An Evening With Neil Gaiman


This isn’t a book post, but tonight I had a lovely surprise. Neil Gaiman is the University of Calgary’s Distinguished Visiting Writer for 2014 and when tickets went ‘on sale’ (really they were free, but you had to reserve them because demand far exceeded supply) last October, they were all snapped up in less than 60 seconds.

But this afternoon when I checked Facebook after class, I found a message from Susan, who I spent most of last summer working with. She had come into a spare ticket for Neil Gaiman for tonight, and if I could be back at the university in about an hour, it was all mine. I’m so glad I didn’t have to work!

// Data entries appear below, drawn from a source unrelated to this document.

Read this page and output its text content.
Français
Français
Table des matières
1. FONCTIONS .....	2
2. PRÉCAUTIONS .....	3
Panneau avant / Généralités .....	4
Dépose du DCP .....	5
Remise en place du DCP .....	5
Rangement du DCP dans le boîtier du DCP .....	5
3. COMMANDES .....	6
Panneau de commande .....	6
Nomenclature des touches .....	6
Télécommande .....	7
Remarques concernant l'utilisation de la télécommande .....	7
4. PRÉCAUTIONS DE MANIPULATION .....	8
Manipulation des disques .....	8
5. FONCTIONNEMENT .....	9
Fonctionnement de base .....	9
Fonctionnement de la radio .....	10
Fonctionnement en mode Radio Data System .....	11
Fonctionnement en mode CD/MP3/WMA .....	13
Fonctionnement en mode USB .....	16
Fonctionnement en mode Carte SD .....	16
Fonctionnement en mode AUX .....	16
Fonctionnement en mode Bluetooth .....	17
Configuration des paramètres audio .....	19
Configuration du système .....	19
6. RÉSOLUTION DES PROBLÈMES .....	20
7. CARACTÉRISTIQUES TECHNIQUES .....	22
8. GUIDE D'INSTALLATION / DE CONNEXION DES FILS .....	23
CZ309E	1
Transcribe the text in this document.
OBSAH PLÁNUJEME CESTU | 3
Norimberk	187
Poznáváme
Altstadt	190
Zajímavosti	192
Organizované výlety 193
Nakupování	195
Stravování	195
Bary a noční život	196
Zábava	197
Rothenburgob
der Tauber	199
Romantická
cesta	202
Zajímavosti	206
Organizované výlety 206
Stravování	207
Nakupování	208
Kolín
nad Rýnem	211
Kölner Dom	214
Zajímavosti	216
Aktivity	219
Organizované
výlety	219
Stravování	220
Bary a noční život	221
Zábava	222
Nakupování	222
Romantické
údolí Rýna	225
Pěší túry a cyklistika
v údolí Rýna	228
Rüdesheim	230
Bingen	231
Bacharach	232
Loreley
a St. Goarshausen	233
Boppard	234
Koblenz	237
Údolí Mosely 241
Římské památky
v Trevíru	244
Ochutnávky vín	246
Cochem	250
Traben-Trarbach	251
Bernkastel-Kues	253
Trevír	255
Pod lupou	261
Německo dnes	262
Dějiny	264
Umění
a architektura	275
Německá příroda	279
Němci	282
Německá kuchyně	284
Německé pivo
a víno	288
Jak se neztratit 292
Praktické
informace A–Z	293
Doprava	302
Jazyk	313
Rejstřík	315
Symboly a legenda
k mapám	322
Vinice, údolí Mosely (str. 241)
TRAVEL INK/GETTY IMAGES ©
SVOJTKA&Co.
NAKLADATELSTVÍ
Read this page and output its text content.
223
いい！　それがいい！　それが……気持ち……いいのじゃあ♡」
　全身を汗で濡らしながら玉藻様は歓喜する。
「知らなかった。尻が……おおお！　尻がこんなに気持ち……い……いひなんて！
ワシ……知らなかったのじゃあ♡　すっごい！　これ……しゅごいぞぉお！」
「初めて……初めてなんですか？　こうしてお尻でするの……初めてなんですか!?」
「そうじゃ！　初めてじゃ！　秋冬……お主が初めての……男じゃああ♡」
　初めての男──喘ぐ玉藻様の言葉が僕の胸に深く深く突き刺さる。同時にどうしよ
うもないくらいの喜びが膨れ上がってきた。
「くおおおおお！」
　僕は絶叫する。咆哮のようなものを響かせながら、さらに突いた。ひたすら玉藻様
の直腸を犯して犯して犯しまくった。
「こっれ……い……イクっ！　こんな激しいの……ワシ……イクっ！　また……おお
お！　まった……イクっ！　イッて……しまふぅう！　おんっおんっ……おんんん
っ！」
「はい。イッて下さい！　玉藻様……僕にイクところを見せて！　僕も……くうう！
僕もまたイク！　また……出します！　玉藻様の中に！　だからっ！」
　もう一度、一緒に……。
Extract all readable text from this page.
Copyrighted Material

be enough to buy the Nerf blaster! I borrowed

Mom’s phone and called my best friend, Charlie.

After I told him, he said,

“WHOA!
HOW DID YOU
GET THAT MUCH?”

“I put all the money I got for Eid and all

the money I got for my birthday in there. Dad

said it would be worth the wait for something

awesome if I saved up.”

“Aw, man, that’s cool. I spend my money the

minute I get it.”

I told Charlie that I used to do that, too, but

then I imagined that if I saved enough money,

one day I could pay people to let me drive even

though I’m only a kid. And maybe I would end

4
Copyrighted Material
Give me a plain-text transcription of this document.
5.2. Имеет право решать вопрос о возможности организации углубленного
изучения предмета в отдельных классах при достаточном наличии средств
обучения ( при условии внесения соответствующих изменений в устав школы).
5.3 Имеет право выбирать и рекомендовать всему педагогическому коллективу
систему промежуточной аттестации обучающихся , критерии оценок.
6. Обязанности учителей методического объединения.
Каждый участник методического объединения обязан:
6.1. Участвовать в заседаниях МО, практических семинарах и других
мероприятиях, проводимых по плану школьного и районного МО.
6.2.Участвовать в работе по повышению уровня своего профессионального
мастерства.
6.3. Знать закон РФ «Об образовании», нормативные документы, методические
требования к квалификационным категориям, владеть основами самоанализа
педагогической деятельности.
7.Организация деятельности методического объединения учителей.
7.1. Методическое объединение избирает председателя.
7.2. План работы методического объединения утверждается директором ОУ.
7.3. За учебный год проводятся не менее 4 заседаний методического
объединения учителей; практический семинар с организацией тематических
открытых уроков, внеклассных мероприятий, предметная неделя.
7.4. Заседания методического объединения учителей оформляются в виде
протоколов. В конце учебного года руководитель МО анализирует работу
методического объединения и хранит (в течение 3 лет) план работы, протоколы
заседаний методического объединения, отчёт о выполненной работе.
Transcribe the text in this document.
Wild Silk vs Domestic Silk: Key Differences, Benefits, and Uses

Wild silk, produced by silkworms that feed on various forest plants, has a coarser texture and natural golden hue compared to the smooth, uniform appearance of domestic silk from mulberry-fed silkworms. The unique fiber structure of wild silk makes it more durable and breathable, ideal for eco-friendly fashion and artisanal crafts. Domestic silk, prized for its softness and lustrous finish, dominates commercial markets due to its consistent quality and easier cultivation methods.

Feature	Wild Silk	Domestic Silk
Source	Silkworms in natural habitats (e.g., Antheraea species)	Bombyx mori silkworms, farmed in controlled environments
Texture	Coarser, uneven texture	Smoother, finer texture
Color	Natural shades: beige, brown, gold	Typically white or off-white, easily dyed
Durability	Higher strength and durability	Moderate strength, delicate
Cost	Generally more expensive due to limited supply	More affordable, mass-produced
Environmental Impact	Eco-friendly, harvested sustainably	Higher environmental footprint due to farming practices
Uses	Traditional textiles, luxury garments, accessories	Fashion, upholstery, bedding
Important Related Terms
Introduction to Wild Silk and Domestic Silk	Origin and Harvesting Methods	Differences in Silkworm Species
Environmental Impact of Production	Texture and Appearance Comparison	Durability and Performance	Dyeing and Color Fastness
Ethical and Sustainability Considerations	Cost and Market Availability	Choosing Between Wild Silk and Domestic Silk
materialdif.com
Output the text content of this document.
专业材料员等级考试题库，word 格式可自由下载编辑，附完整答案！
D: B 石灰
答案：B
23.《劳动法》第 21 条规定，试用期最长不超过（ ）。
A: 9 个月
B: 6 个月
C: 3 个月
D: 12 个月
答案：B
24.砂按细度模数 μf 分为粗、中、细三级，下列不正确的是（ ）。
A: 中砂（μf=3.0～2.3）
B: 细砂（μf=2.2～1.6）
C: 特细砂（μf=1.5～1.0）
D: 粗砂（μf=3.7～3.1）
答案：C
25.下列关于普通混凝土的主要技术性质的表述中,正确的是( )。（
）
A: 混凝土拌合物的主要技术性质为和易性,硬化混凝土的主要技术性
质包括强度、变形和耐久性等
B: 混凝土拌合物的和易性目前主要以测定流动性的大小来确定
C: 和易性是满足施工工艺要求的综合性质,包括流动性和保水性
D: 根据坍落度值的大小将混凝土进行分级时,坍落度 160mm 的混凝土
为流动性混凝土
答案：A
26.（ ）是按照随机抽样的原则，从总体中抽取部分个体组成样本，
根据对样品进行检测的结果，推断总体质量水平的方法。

Neil Gaiman was absolutely fantastic. He was warm and funny, and his stories were just the right amount of creepy and spooky. He read quite a lot, including a number of short stories (Feminine Endings, Click Clack the Rattlebag and – what I think was – My Last Landlady) and a couple of good poems. But my favourite part was when he talked about a recent Q&A he did where a little kid asked him what stories areĀ for?

Of course, he gave the kid an age-appropriate answer about how people are ‘hardwired’ to tell stories, but for the adults in tonight’s audience, he told a moving story about his grandmother, who lived in the Warsaw ghetto (and escaped just before it was burned). It was punishable by death to own books, but somehow, she had a Polish translation of Gone With The Wind (which also happens to be my very favourite book). Every night, she blocked out the windows and read for hours by candlelight – and the next morning, all the girls would rush into the room to find out what was happening next in the world of Scarlett O’Hara and Ashley Wilkes and Rhett Butler.

“Stories are important enough that you’d risk a bullet to the head,” he said.